Wintersport

Manuel Feller arbeitete an neuem Schwung: "Nicht mehr so Harakiri"

Von APA
Manuel Feller will diese Saison neu angreifen

Der eine verspricht sich neue Konstanz, der andere baut auf Kontinuität: Ski-Ass Manuel Feller hat am Freitag einen "stabileren Fahrstil" in Aussicht gestellt. ÖSV-Kollege Michael Matt will einen solchen weiter auf Rossignol-Skiern zeigen. Er hat seinen Vertrag mit dem französischen Ausrüster bis zu den Winterspielen in Peking 2022 verlängert.

Als Feller am Freitag in Levi für deutsche TV-Journalisten den Tiroler Schmähbruder geben sollte, sprach er von einer neuen Verpflichtung zum erfolgreichen Skifahren. Denn als Familienvater müsse er ja jetzt das Geld heimbringen. Würde der wegen seines risikoreichen Fahrstils populäre Feller also - den Ergebnisprämien zuliebe - künftig den Fuß vom Gas nehmen?
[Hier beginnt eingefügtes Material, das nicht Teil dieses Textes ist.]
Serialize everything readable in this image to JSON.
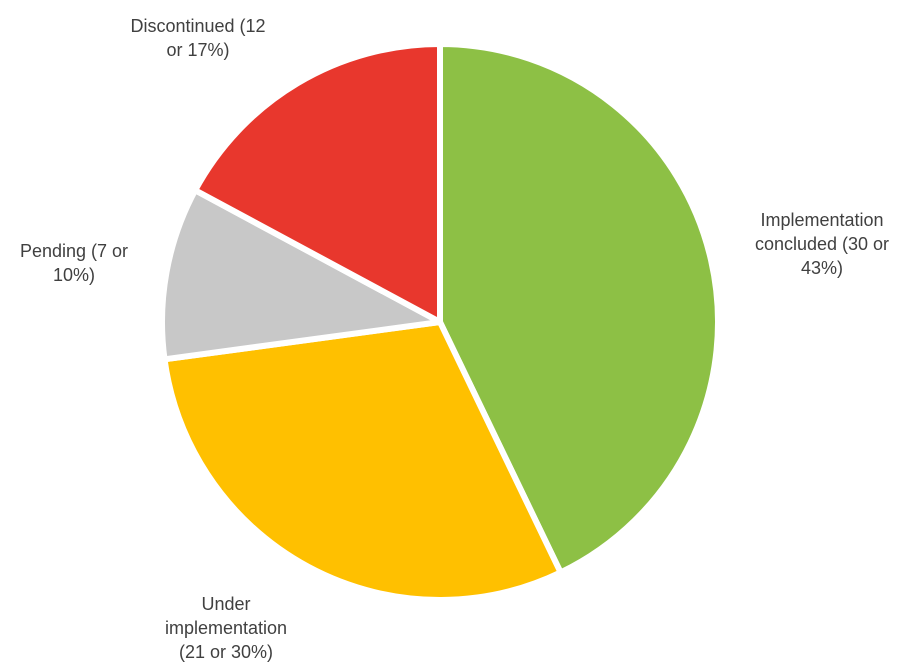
{
  "chart_data": {
    "type": "pie",
    "title": "",
    "slices": [
      {
        "category": "Implementation concluded",
        "count": 30,
        "percent": 43,
        "color": "#8DC045",
        "label_lines": [
          "Implementation",
          "concluded (30 or",
          "43%)"
        ]
      },
      {
        "category": "Under implementation",
        "count": 21,
        "percent": 30,
        "color": "#FFC000",
        "label_lines": [
          "Under",
          "implementation",
          "(21 or 30%)"
        ]
      },
      {
        "category": "Pending",
        "count": 7,
        "percent": 10,
        "color": "#C8C8C8",
        "label_lines": [
          "Pending (7 or",
          "10%)"
        ]
      },
      {
        "category": "Discontinued",
        "count": 12,
        "percent": 17,
        "color": "#E8372D",
        "label_lines": [
          "Discontinued (12",
          "or 17%)"
        ]
      }
    ]
  }
}
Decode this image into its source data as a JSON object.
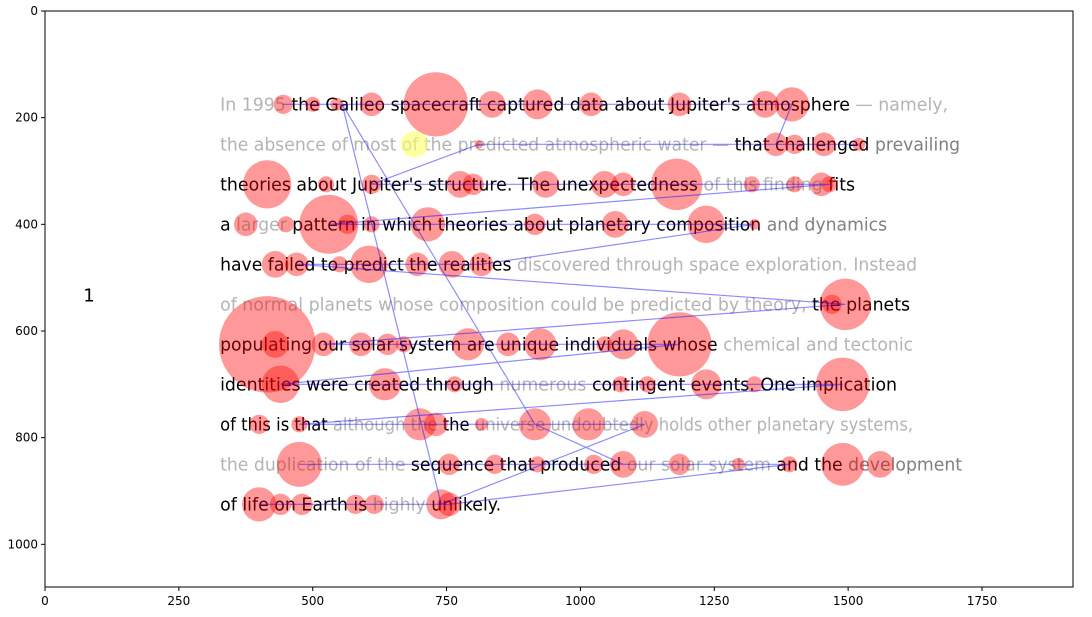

"Ja, das könnte dem ein oder anderen so vorkommen", sagte Feller danach zu österreichischen Journalisten. Aber nicht weil er zurückziehe. "Sondern weil hoffentlich mein Fahrstil ein bisserl stabiler geworden ist und nicht mehr so nach Harakiri ausschaut", erklärte Feller und betonte: "Auch wenn er es noch nicht checkt: Ich will ja, dass mein Bub daheim vorm Fernseher das Beste von mir sieht."

Manuel Feller: "Das Niveau ist nirgends so hoch wie im Slalom"

An der mutmaßlichen Schwung-Ansatzänderung feilt der 27-Jährige schon länger. Er sieht es als Notwendigkeit: "Mittlerweile bist du nicht mehr vorne dabei, wenn du da oder dort einen kleiner Hakler einbaust. Das Niveau ist nirgends so hoch wie im Slalom, den kann man quasi überall und jeder trainieren. Von dem her muss man schauen, einfach zu 100 Prozent fehlerfrei runter zu kommen."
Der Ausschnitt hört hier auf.